We just gave my mother-in-law the tongue. (Well, that sounds nasty. :p )

She cooks it up, peels it, chills it and slices it for sandwiches. I have never tried it, so I told her to call us the next time she cooks it so we can try it. Hey, I got a neighbor kid to eat liver the other day and she liked it. My kids won't touch it. The neighbor kid said the liver "Tastes like steak!" My kids gave her the :shocked: look and both of them blurted out "Your mom is feeding you liver and telling you it is steak!" :laughing: Liver does not taste like steak... but I love it. :licking:
 
/ Anybody home canning. #16  
Just over two years ago, we had a neighbor drive up and give us five cases of pint jars and several boxes of rings. He doesn't live here, but comes up on weekends to camp and fish in the lake. We had been giving him loads of veggies from our garden for a couple of years. He and his wife had a garage sale with lots of stuff from her mom. The jars didn't sell, even at just $2 per case. He just brought them to us.:D
 
/ Anybody home canning.
  • Thread Starter
#17  
We have always snapped them into 1-2" lengths by hand (great project for kids to do while watching a movie) and pressure canned them with some salt (1/2 tsp/jar IIRC)
Some general directions can be found at A guide to canning fresh green beans

The jars dont go bad unless someone breaks one.

Aaron Z

Thanks for the link, I book marked it for this summer.

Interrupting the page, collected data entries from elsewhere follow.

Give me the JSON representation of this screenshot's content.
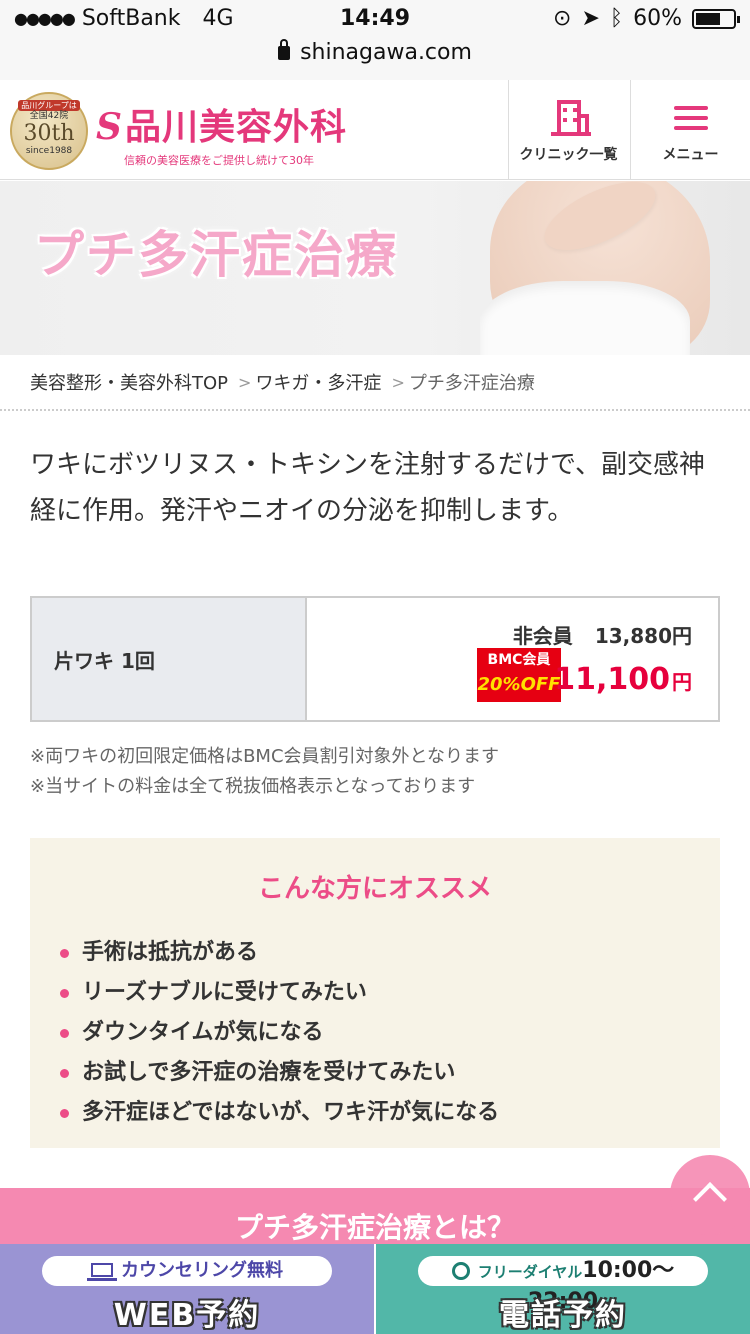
{
  "status_bar": {
    "signal": "●●●●●",
    "carrier": "SoftBank",
    "network": "4G",
    "time": "14:49",
    "battery": "60%"
  },
  "browser": {
    "url": "shinagawa.com"
  },
  "header": {
    "badge": {
      "line1": "品川グループは",
      "line2": "全国42院",
      "line3": "30th",
      "line4": "since1988"
    },
    "brand_mark": "S",
    "brand_name": "品川美容外科",
    "tagline": "信頼の美容医療をご提供し続けて30年",
    "clinic_label": "クリニック一覧",
    "menu_label": "メニュー"
  },
  "hero": {
    "title": "プチ多汗症治療"
  },
  "breadcrumb": {
    "items": [
      "美容整形・美容外科TOP",
      "ワキガ・多汗症"
    ],
    "separator": ">",
    "current": "プチ多汗症治療"
  },
  "intro": "ワキにボツリヌス・トキシンを注射するだけで、副交感神経に作用。発汗やニオイの分泌を抑制します。",
  "price": {
    "item": "片ワキ 1回",
    "nonmember_label": "非会員",
    "nonmember_price": "13,880円",
    "bmc_label": "BMC会員",
    "bmc_discount": "20%OFF",
    "member_price": "11,100",
    "member_unit": "円"
  },
  "notes": [
    "※両ワキの初回限定価格はBMC会員割引対象外となります",
    "※当サイトの料金は全て税抜価格表示となっております"
  ],
  "recommend": {
    "title": "こんな方にオススメ",
    "items": [
      "手術は抵抗がある",
      "リーズナブルに受けてみたい",
      "ダウンタイムが気になる",
      "お試しで多汗症の治療を受けてみたい",
      "多汗症ほどではないが、ワキ汗が気になる"
    ]
  },
  "section_title": "プチ多汗症治療とは？",
  "bottom_bar": {
    "web_pill": "カウンセリング無料",
    "web_main": "WEB予約",
    "tel_pill_label": "フリーダイヤル",
    "tel_hours": "10:00〜22:00",
    "tel_main": "電話予約"
  },
  "colors": {
    "accent": "#e4387b",
    "section": "#f589b1",
    "web": "#9a94d3",
    "tel": "#52b7a8"
  }
}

We usually can in the summer and fall. What are you canning at this time of year? :licking:

I just did apple juice a few weeks ago. Canning cooked chicken and bone broth right now and will be doing a ton of beef in the near future.
 
/ Anybody home canning. #19  
Asked the wife about jar preference and she was thumbs down on the golden harvest. Said they chip easy around the opening and then won't seal. I don't care as long as I don't run out of blue lakes before the next ones are in!!
 
/ Anybody home canning. #20  
She cooks it up, peels it, chills it and slices it for sandwiches. I have never tried it,

My mother used to do that. It's been many years since I ate beef tongue, but I thought it was good when I was a kid. And my parents moved us to Baltimore when I was a baby and I remember them saying that "cold tongue sandwiches" were a popular item on a lot of restaurant menus back east. I've never seen that on a restaurant menu, but I think all our supermarkets do have the beef tongues in the meat departments.